Let’s think about Beat Poets, Chance music, and Jackson Pollock. Each of these types (or artists) shied away from popular culture and brought about a new form of art — one not accepted by “The Man” or the average art-loving member of society at large. They broke boundaries, didn’t play by the rules, made their own forms, took a chance on something new.
One of best examples I can think of was John Cages’ 4’33’ (Four Minutes and Thirty Three seconds). This was a piece of music Cage experimented with that was precisely four minutes and thirty three seconds of silence. But to Cage, the music was in the audience response to witnessing a full orchestra play nothing on the stage. That was Chance Music at its best.
That was a moment of brilliant independent art.
What does it mean to be an indie author?
We are the literary revolutionaries. What we, as a whole, have done is tell the traditional publishing industry that we’ve had enough. This isn’t about a bunch of artists going their own way because they couldn’t be accepted into the hallowed halls of the Big 6. They could. Trust me. Read any single book by a member of the Indie Eclective and tell me those books aren’t good enough to be published by one of the Big 6 publishers and to that I will say Pish Posh!
Indie authors saw something traditional publishers could see — they saw audiences bored with the norm. They knew the standard genres had grown stale and that readers longed for something more. But as the traditional publishers were drowning in their own ocean of hard and fast rules; the indie author could swim in that same ocean as agile as a fish. We could move, shift, switch, and leap the breakers.

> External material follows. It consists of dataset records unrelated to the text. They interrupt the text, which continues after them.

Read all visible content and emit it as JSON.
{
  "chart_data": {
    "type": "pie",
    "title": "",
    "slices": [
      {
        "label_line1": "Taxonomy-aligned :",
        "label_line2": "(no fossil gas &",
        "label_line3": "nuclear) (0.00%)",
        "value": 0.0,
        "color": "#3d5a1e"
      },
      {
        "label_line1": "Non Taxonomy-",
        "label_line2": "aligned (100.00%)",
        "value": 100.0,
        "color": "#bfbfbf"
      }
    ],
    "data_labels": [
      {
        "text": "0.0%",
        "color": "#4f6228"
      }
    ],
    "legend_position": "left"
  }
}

When the term “indie” first broke (as an accepted genre among society) was back in the 90s. The artistic form was music. The term came from those bands signing with independent record labels. Those independent record labels were small recording houses who’d grown sick of the ways and means of the major labels. Artists were being robbed (and still are) by the likes of Virgin and Sony, and the small shops wanted to take back the power and hand it to the artists.
But then, at some point (in the music world), the term “indie” took on a whole new meaning. Indie became a genre of music. And there were indie bands signing with major labels. It was an irony that many of the younger generations of fans wouldn’t get. The goal now is to ensure the fans don’t begin to label indie as a sub-genre of traditional.
But we are misfits of many special devices and we will overcome those obstacles. I want all my readers, fans, friends, family, associates, and anyone else who is or wants to become part of the Jackverse to help me in celebrating all things indie. It’s the holidays and what better way to celebrate “indie” than to support an indie artist. I don’t care if it’s an author, musician, painter, actor, singer, dancer, baker — whoever … just support them and make them know how much you appreciate their misfit-ery.
The world without indie artists is an ugly, bleak one filled with ever and ever more of the same.